Elle considère, sur cette base, que la demanderesse doit
être condamnée à lui payer des dommages et
intérêts évalués à 7.500 €,
en réparation du préjudice subi suite à
l’annulation de la vente.
2. La défenderesse considère
également que la vente doit être annulée, en ce que
son objet est illicite. Suivant la défenderesse,
l’illicéité de l’objet de la vente
découle de l’illégalité du permis de lotir
délivré par la commune (...), le (...).
3. A titre subsidiaire, la défenderesse conteste devoir
procéder au paiement d’une indemnité équivalente
à 10 % du prix de la vente, soit une somme de (...).
La défenderesse considère en effet que la clause
invoquée par la demanderesse ne trouve pas à s’appliquer
en l’espèce, et qu’en toutes hypothèses
cette clause est illégale.
B. SUR LE VICE DE CONSENTEMENT – ERREUR SUR LES CONDITIONS
SUBSTANTIELLES DE LA VENTE
1. Position de la défenderesse :
Comme exposé ci-avant, la défenderesse considère
que la vente doit être annulée en raison d’un vice ayant
affecté son consentement,
s’agissant d’une erreur sur les conditions substantielles de la vente,
et ce par application des articles 1109 et 1110 du Code civil.

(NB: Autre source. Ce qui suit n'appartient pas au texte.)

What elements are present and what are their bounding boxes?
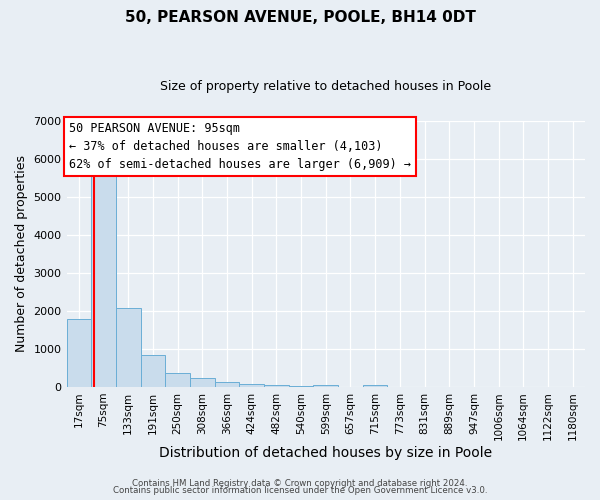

La défenderesse expose que c’est en raison d’une absence
d’information quant aux travaux d’équipement du terrain à
bâtir vendu qu’elle a été induite en erreur.
La défenderesse expose également que les modalités
d’exécution de ces travaux d’équipement constituaient des
conditions substantielles de la vente.
Or, la défenderesse relève que :
- La publicité réalisée pour la
mise en vente du terrain à bâtir mentionnait que
l’équipement du terrain était complet, alors que ce
n’était pas le cas.
- Elle n’avait pas été informée
de ce que, conformément aux conditions du permis de lotir, la
demanderesse devait prendre contact avec le service travaux,
endéans un mois à dater de la délivrance du permis
de lotir, pour soumettre un dossier technique d’exécution des
travaux d’équipement. Lors de la vente,
ces démarches n’avaient pas été accomplies.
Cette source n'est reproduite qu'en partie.